Australian teaching staff:student ratios

Over the last decade, the number of students per teacher has declined, leading the potential for smaller class sizes, and more specialist teaching in smaller groups. The chart below, from the Australian Bureau of Statistics, shows the trend for 'Student to Teaching Staff’ ratios since 2000.

Graph: Full-time Equivalent (FTE) STUDENT TO TEACHING STAFF RATIOS, by affiliation - 2000 to 2010

At the same time, the number of students in private schools has increased by 21% compared with an only 1% increase in students attending government schools. The proportion of students in private schools is now 34%, or more than 1 in 3, up 4% since 2000*.

What happens next?

In other countries facing this problem, there have been two key focus strategies.

  • Increase the number of people entering teaching (which has turned out to be quite tricky in many cases)
  • Develop new models of learning that rely less on low student:teacher ratios

Australia is no different to these countries. But the critical difference is that over the next few years we are going to see an increase in the devolution of power to school Principals - including more responsibility for hiring their own staff.
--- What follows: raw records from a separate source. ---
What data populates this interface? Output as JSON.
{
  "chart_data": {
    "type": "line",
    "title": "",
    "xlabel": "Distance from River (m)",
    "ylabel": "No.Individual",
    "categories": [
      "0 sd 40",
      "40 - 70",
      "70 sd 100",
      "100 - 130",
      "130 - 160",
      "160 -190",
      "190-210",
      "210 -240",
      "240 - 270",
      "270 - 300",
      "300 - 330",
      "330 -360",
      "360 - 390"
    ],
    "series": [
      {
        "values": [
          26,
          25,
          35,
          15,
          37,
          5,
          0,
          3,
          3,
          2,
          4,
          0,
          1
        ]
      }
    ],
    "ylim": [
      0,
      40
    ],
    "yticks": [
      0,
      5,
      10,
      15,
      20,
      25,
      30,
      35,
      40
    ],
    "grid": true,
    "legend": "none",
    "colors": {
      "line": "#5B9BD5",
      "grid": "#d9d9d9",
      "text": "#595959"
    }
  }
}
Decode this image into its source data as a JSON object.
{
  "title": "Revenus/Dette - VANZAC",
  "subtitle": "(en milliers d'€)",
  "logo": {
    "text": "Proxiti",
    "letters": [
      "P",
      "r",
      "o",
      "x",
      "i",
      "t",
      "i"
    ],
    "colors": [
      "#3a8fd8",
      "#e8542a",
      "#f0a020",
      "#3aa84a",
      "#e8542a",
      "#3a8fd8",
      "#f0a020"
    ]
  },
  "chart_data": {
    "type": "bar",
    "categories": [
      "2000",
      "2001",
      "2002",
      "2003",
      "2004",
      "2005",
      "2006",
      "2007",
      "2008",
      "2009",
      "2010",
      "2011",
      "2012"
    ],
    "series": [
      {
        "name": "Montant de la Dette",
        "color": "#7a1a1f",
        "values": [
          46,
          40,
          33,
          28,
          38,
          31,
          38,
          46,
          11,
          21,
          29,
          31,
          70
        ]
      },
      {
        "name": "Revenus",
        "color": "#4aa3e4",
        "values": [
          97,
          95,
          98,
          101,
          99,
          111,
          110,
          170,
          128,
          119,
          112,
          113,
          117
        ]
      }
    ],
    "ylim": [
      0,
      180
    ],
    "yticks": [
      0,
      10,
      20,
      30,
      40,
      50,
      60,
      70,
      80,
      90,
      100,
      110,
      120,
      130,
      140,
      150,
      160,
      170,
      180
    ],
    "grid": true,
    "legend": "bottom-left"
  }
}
That’s going to be quite a challenge to take on at a time when there’s going to be more competition for teachers due to a shortage.

Enter the role of ICT in the classroom?

If you are considering developing an education technology for the future, this trend probably means that there will be much more demand for learner-centric support, rather than teacher-centric (eg with less teachers, are we going to see less demand for teaching led from the front of the class with interactive whiteboards, and more demand for interactive study resources for learners to use individually?).